AVAC Arts has donated 2 tonnes of raw sculpting stones to upcoming resident artists working from the Chitungwiza Arts centre as a pilot project in a bid to promote and improve the overall livelihoods of young sculptors and female artists.
The future of stone sculpting does not lie in the hands of the present generation of artists alone. Rather, the responsibility is also in the hands of the younger generation to carry on the legacy to the next generations to come.
It is also said that if you empower a woman you would have empowered the community at large. Stone sculpting has traditionally been a sector dominated by males.
Most sculptors are either born from a family of sculptors and hence inherit the trade as a family legacy or find a mentor to teach them hands on. There are really no recognized formal training centers that teach artists stone sculpting in Zimbabwe. Mentoring plays a vital role in fostering continuity of Zimbabwe stone sculpting.
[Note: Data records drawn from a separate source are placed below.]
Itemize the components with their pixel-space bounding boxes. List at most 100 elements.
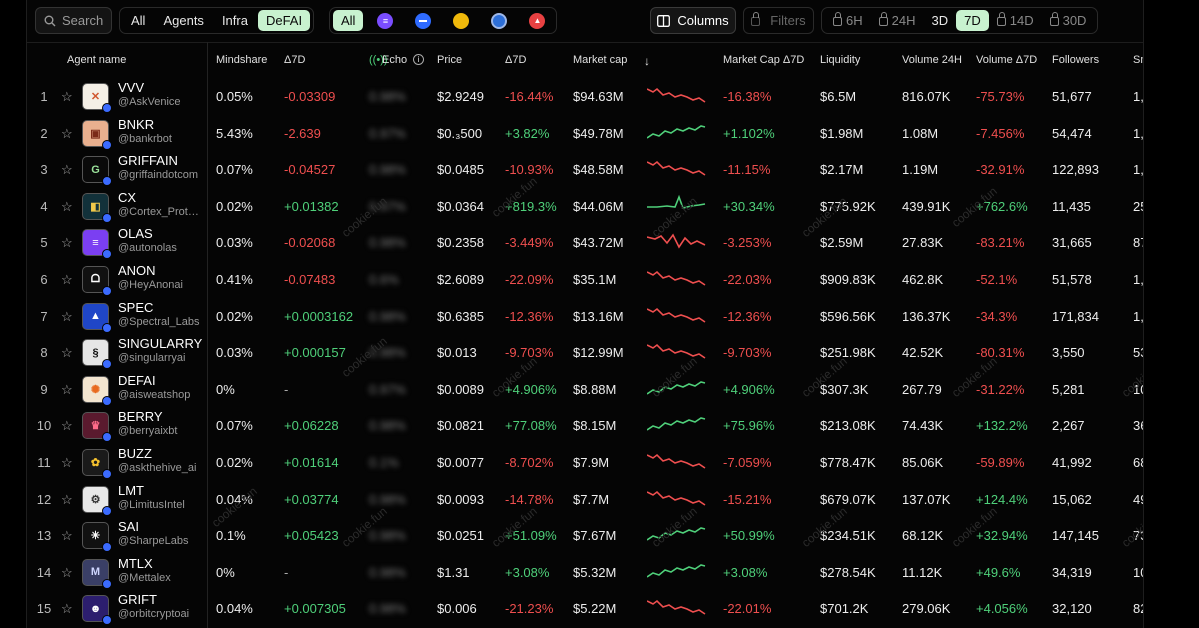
agent-name[interactable]: DEFAI — [118, 372, 156, 388]
timeframe-7d[interactable]: 7D — [956, 10, 989, 31]
table-row[interactable]: 10 ☆ ♛ BERRY @berryaixbt 0.07% +0.06228 … — [27, 407, 1143, 444]
table-row[interactable]: 15 ☆ ☻ GRIFT @orbitcryptoai 0.04% +0.007… — [27, 590, 1143, 627]
table-row[interactable]: 7 ☆ ▲ SPEC @Spectral_Labs 0.02% +0.00031… — [27, 298, 1143, 335]
agent-name[interactable]: SAI — [118, 519, 139, 535]
star-icon[interactable]: ☆ — [61, 418, 73, 434]
table-row[interactable]: 5 ☆ ≡ OLAS @autonolas 0.03% -0.02068 0.9… — [27, 224, 1143, 261]
chain-ethereum-button[interactable]: ≡ — [369, 10, 401, 31]
col-echo[interactable]: Echo — [382, 54, 408, 66]
avatar: ᗝ — [82, 266, 112, 296]
chain-badge-icon — [102, 615, 112, 626]
table-row[interactable]: 1 ☆ ✕ VVV @AskVenice 0.05% -0.03309 0.98… — [27, 78, 1143, 115]
col-agent-name[interactable]: Agent name — [67, 54, 127, 66]
star-icon[interactable]: ☆ — [61, 455, 73, 470]
col-liquidity[interactable]: Liquidity — [820, 54, 861, 66]
avatar: ▲ — [82, 302, 112, 333]
col-mindshare[interactable]: Mindshare — [216, 54, 268, 66]
agent-handle[interactable]: @Spectral_Labs — [118, 315, 200, 328]
star-icon[interactable]: ☆ — [61, 381, 73, 397]
star-icon[interactable]: ☆ — [61, 198, 73, 214]
tab-all[interactable]: All — [131, 13, 146, 28]
agent-handle[interactable]: @autonolas — [118, 242, 177, 255]
agent-handle[interactable]: @Mettalex — [118, 571, 171, 584]
col-volume-delta[interactable]: Volume Δ7D — [976, 54, 1038, 66]
timeframe-30d[interactable]: 30D — [1042, 10, 1095, 31]
col-market-cap[interactable]: Market cap — [573, 54, 628, 66]
agent-handle[interactable]: @aisweatshop — [118, 388, 191, 401]
star-icon[interactable]: ☆ — [61, 162, 73, 178]
star-icon[interactable]: ☆ — [61, 491, 73, 507]
chain-avalanche-button[interactable]: ▲ — [521, 10, 553, 31]
table-row[interactable]: 12 ☆ ⚙ LMT @LimitusIntel 0.04% +0.03774 … — [27, 481, 1143, 518]
agent-handle[interactable]: @Cortex_Protocol — [118, 205, 202, 218]
agent-handle[interactable]: @griffaindotcom — [118, 169, 199, 182]
agent-handle[interactable]: @askthehive_ai — [118, 462, 197, 474]
tab-infra[interactable]: Infra — [221, 13, 248, 28]
agent-name[interactable]: GRIFT — [118, 592, 157, 608]
mindshare-delta: +0.01382 — [284, 198, 339, 214]
star-icon[interactable]: ☆ — [61, 564, 73, 580]
star-icon[interactable]: ☆ — [61, 235, 73, 251]
agent-name[interactable]: SPEC — [118, 299, 154, 315]
agent-name[interactable]: MTLX — [118, 555, 153, 571]
col-price[interactable]: Price — [437, 54, 463, 66]
agent-name[interactable]: BNKR — [118, 116, 155, 132]
sort-desc-icon[interactable]: ↓ — [644, 54, 650, 68]
agent-name[interactable]: OLAS — [118, 226, 153, 242]
market-cap-sparkline — [647, 344, 706, 359]
col-mindshare-delta[interactable]: Δ7D — [284, 54, 306, 66]
chain-bnb-button[interactable] — [445, 10, 477, 31]
agent-name[interactable]: ANON — [118, 263, 156, 278]
star-icon[interactable]: ☆ — [61, 89, 73, 104]
table-row[interactable]: 4 ☆ ◧ CX @Cortex_Protocol 0.02% +0.01382… — [27, 188, 1143, 225]
agent-handle[interactable]: @LimitusIntel — [118, 498, 185, 511]
chain-all-button[interactable]: All — [333, 10, 364, 31]
timeframe-14d[interactable]: 14D — [989, 10, 1042, 31]
chain-arbitrum-button[interactable] — [483, 10, 515, 31]
agent-handle[interactable]: @AskVenice — [118, 96, 181, 108]
agent-handle[interactable]: @berryaixbt — [118, 425, 178, 438]
agent-name[interactable]: CX — [118, 189, 137, 205]
agent-name[interactable]: BUZZ — [118, 446, 152, 461]
star-icon[interactable]: ☆ — [61, 601, 73, 617]
agent-handle[interactable]: @SharpeLabs — [118, 535, 189, 548]
agent-name[interactable]: LMT — [118, 482, 144, 498]
star-icon[interactable]: ☆ — [61, 125, 73, 141]
tab-defai[interactable]: DeFAI — [257, 10, 311, 31]
agent-handle[interactable]: @HeyAnonai — [118, 279, 183, 291]
agent-handle[interactable]: @singularryai — [118, 352, 186, 365]
col-market-cap-delta[interactable]: Market Cap Δ7D — [723, 54, 805, 66]
star-icon[interactable]: ☆ — [61, 345, 73, 361]
filters-button[interactable]: Filters — [743, 7, 814, 34]
agent-name[interactable]: BERRY — [118, 409, 163, 425]
star-icon[interactable]: ☆ — [61, 528, 73, 544]
agent-handle[interactable]: @orbitcryptoai — [118, 608, 190, 621]
star-icon[interactable]: ☆ — [61, 272, 73, 287]
timeframe-24h[interactable]: 24H — [871, 10, 924, 31]
col-smart-followers[interactable]: Sm — [1133, 54, 1143, 66]
agent-name[interactable]: GRIFFAIN — [118, 153, 178, 169]
search-input[interactable]: Search — [35, 7, 112, 34]
timeframe-6h[interactable]: 6H — [825, 10, 871, 31]
chain-base-button[interactable] — [407, 10, 439, 31]
table-row[interactable]: 6 ☆ ᗝ ANON @HeyAnonai 0.41% -0.07483 0.6… — [27, 261, 1143, 298]
col-followers[interactable]: Followers — [1052, 54, 1100, 66]
table-row[interactable]: 2 ☆ ▣ BNKR @bankrbot 5.43% -2.639 0.97% … — [27, 115, 1143, 152]
col-volume-24h[interactable]: Volume 24H — [902, 54, 962, 66]
table-row[interactable]: 11 ☆ ✿ BUZZ @askthehive_ai 0.02% +0.0161… — [27, 444, 1143, 481]
info-icon[interactable]: i — [413, 54, 424, 65]
agent-handle[interactable]: @bankrbot — [118, 132, 172, 145]
table-row[interactable]: 3 ☆ G GRIFFAIN @griffaindotcom 0.07% -0.… — [27, 151, 1143, 188]
table-row[interactable]: 9 ☆ ✺ DEFAI @aisweatshop 0% - 0.97% $0.0… — [27, 371, 1143, 408]
col-price-delta[interactable]: Δ7D — [505, 54, 527, 66]
columns-button[interactable]: Columns — [650, 7, 736, 34]
volume-delta: +124.4% — [976, 491, 1028, 507]
agent-name[interactable]: VVV — [118, 80, 145, 95]
table-row[interactable]: 14 ☆ M MTLX @Mettalex 0% - 0.98% $1.31 +… — [27, 554, 1143, 591]
table-row[interactable]: 13 ☆ ✳ SAI @SharpeLabs 0.1% +0.05423 0.9… — [27, 517, 1143, 554]
timeframe-3d[interactable]: 3D — [923, 10, 956, 31]
table-row[interactable]: 8 ☆ § SINGULARRY @singularryai 0.03% +0.… — [27, 334, 1143, 371]
tab-agents[interactable]: Agents — [163, 13, 204, 28]
agent-name[interactable]: SINGULARRY — [118, 336, 203, 352]
star-icon[interactable]: ☆ — [61, 308, 73, 324]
From our observation, a number of female artists and young artists are quite talented but lack adequate tools and material to sculpt on their own. As such, many are hidden behind the shadows of established artists who then exploit the creativity of these young artists and take credit for artworks they did not create themselves.
Most sculptors take up the trade full time and rely on it as the sole income generation activity. There is hence a need to help these young artists with that critical minimum effort to propel them to self-sustenance and enable them to exercise their originality and creativity.
A lot of artists have not been spared by the negative social and economic impact of the COVID-19 pandemic that has devastated tourism and global trade at large since 2019. Apart from the pandemic, Zimbabwe has been negatively affected by a lot of unemployment, drug abuse and high crime rate. Chitungwiza is rated the third largest urban settlement after Harare and Bulawayo. Chitungwiza has several high density suburbs and it was created as a dormitory town of Harare.
Idol minds are dangerous and by supporting local youth artists with raw stones we are able to get them off the streets, off drugs, off crime, off sexual abuse and working in a casual environment that allows them to be productive and creative.
Art is a good alternative source of employment that empowers the youth to survive as artists even with minimal education.
The earliest recorded stone sculptures in Zimbabwe were discovered at the Great Zimbabwe ruins. The Great Zimbabwe was built by ancestors of the Shona people starting in the 11th century and it was inhabited for over 300 years. The ruins are the largest ancient stone construction in sub-Saharan Africa. The soapstone bird sculptures were originally installed on walls and monoliths within the city. They are unique to Great Zimbabwe; nothing like them has been discovered elsewhere.
Stone sculptures are valuable for their natural elegance, sturdy nature, and versatility. Stone sculpture dates back to the Paleolithic era and it is regarded as the oldest mobiliary art in the history of civilization.
As such, stone sculpting is a significant part of the cultural heritage and identity of Zimbabweans. The purposes of stone sculpture art includes to inspire citizens and promote a sense of community identity, to record and celebrate important events in the history of a community, and to generate public discourse.
After this pilot project and depending on the outcome, AVAC Arts intends to provide even more raw stones to upcoming artists and also offer the same package to female artists as well. Currently there are at least 21 female resident artists at the center and they are to benefit soon and in a much bigger and more sustainable manner.